ARCEP has jurisdiction to regulate what carries information (container) while the Conseil Supérieur de l'Audiovisuel (CSA) has jurisdiction to regulate the information transported (content). This distinction between container and content therefore forms the basis of the duality of regulators. But in the first place it is fragile and little used abroad, other countries preferring to have a single regulator for the container and for the content, insofar as the information can pass through various containers (e.g. television or the telephone) as in the United States (Federal Communication Commission - FCC). Second, the Internet makes it difficult to handle this distinction. This is why the hypothesis of a merger of the two French regulatory authorities is sometimes mentioned.
ARCEP monitors wholesale markets, in which operators must behave in a non-discriminatory manner and publish a reference offer. It controls prices and forces a price orientation towards cost, favoring downstream, that is to say (retail market), competitive dynamism. On this, the regulator ensures access to the transmission network and the distribution network to the end consumer (local loop issue). ARCEP has the power to allocate frequencies to operators, which are scarce resources, the allocation of which can be withdrawn from the operator in the event of a breach. But beyond these very technical dimensions, the regulator exercises a political function because it projects into the future a certain conception it has of the sector. Thus it can estimate or not that the optical fiber should or not be favored and force the operators in this direction. Likewise, it can adhere to the theory of “net neutrality” in the name of which it will force the owners of a network to open it up to users, even at the cost of investments to accommodate them, the regulator then fixing the compensation for such a right of access. Adherence to this much debated theory is not technical but political in nature.
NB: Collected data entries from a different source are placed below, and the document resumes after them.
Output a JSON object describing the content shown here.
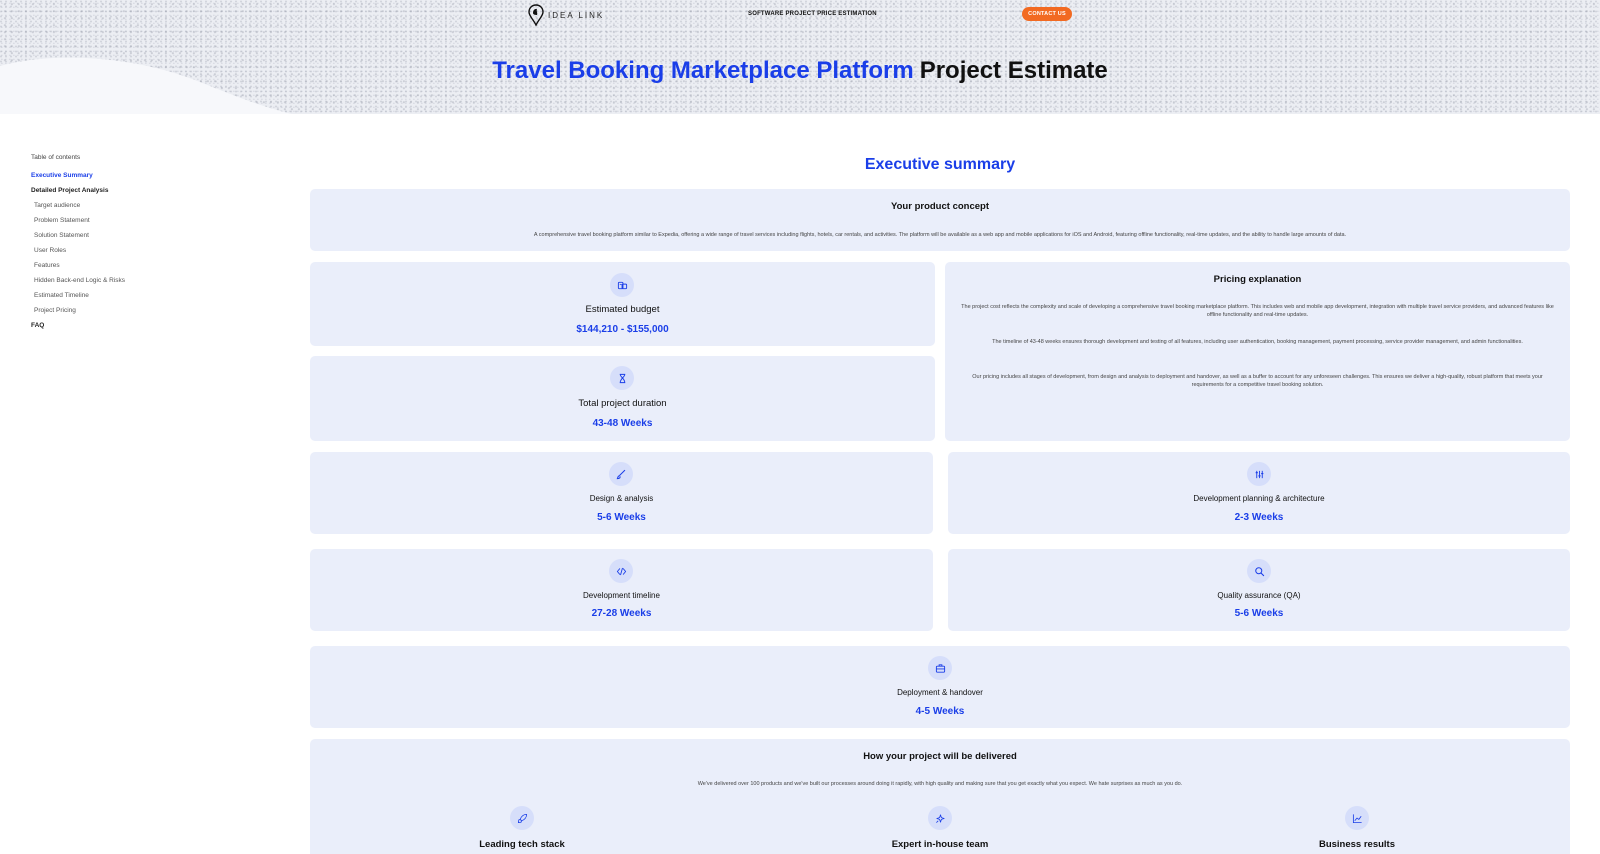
{
  "header": {
    "logo_text": "IDEA LINK",
    "nav_center": "SOFTWARE PROJECT PRICE ESTIMATION",
    "contact_label": "CONTACT US",
    "title_accent": "Travel Booking Marketplace Platform",
    "title_rest": "Project Estimate"
  },
  "toc": {
    "heading": "Table of contents",
    "items": [
      {
        "label": "Executive Summary"
      },
      {
        "label": "Detailed Project Analysis"
      },
      {
        "label": "Target audience"
      },
      {
        "label": "Problem Statement"
      },
      {
        "label": "Solution Statement"
      },
      {
        "label": "User Roles"
      },
      {
        "label": "Features"
      },
      {
        "label": "Hidden Back-end Logic & Risks"
      },
      {
        "label": "Estimated Timeline"
      },
      {
        "label": "Project Pricing"
      },
      {
        "label": "FAQ"
      }
    ]
  },
  "main": {
    "section_title": "Executive summary",
    "concept": {
      "title": "Your product concept",
      "body": "A comprehensive travel booking platform similar to Expedia, offering a wide range of travel services including flights, hotels, car rentals, and activities. The platform will be available as a web app and mobile applications for iOS and Android, featuring offline functionality, real-time updates, and the ability to handle large amounts of data."
    },
    "budget": {
      "label": "Estimated budget",
      "value": "$144,210 - $155,000",
      "icon": "money-icon"
    },
    "duration": {
      "label": "Total project duration",
      "value": "43-48 Weeks",
      "icon": "hourglass-icon"
    },
    "pricing": {
      "title": "Pricing explanation",
      "p1": "The project cost reflects the complexity and scale of developing a comprehensive travel booking marketplace platform. This includes web and mobile app development, integration with multiple travel service providers, and advanced features like offline functionality and real-time updates.",
      "p2": "The timeline of 43-48 weeks ensures thorough development and testing of all features, including user authentication, booking management, payment processing, service provider management, and admin functionalities.",
      "p3": "Our pricing includes all stages of development, from design and analysis to deployment and handover, as well as a buffer to account for any unforeseen challenges. This ensures we deliver a high-quality, robust platform that meets your requirements for a competitive travel booking solution."
    },
    "phases": [
      {
        "label": "Design & analysis",
        "value": "5-6 Weeks",
        "icon": "brush-icon"
      },
      {
        "label": "Development planning & architecture",
        "value": "2-3 Weeks",
        "icon": "sliders-icon"
      },
      {
        "label": "Development timeline",
        "value": "27-28 Weeks",
        "icon": "code-icon"
      },
      {
        "label": "Quality assurance (QA)",
        "value": "5-6 Weeks",
        "icon": "magnifier-icon"
      },
      {
        "label": "Deployment & handover",
        "value": "4-5 Weeks",
        "icon": "briefcase-icon"
      }
    ],
    "delivery": {
      "title": "How your project will be delivered",
      "body": "We've delivered over 100 products and we've built our processes around doing it rapidly, with high quality and making sure that you get exactly what you expect. We hate surprises as much as you do.",
      "items": [
        {
          "label": "Leading tech stack",
          "icon": "rocket-icon"
        },
        {
          "label": "Expert in-house team",
          "icon": "sparkle-icon"
        },
        {
          "label": "Business results",
          "icon": "chart-icon"
        }
      ]
    }
  },
  "colors": {
    "accent": "#1a3ee8",
    "contact": "#f26a22",
    "card": "#eaeefa",
    "icon_bg": "#d6defa"
  }
}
ARCEP has the aforementioned power to withdraw frequencies from operators not fulfilling their obligations and can take protective measures. These can be challenged before the Paris Court of Appeal. The authority exercises the power of dispute resolution and the power of sanction. ARCEP publishes an annual report, a way for the Authority to report, this mode of responsibility being balanced against its independence.
As in 1996 for telecommunications, from 2005 the regulator opened up postal activities to competition, while ensuring the continuation of the public postal service. The Law of February 9, 2010, while transforming La Poste into a public limited company, ensured that its public service obligations were maintained and even extended them by entrusting it with spatial planning obligations, showing interregulation with environmental regulation. Through this control, the regulator exercises more political than technical power.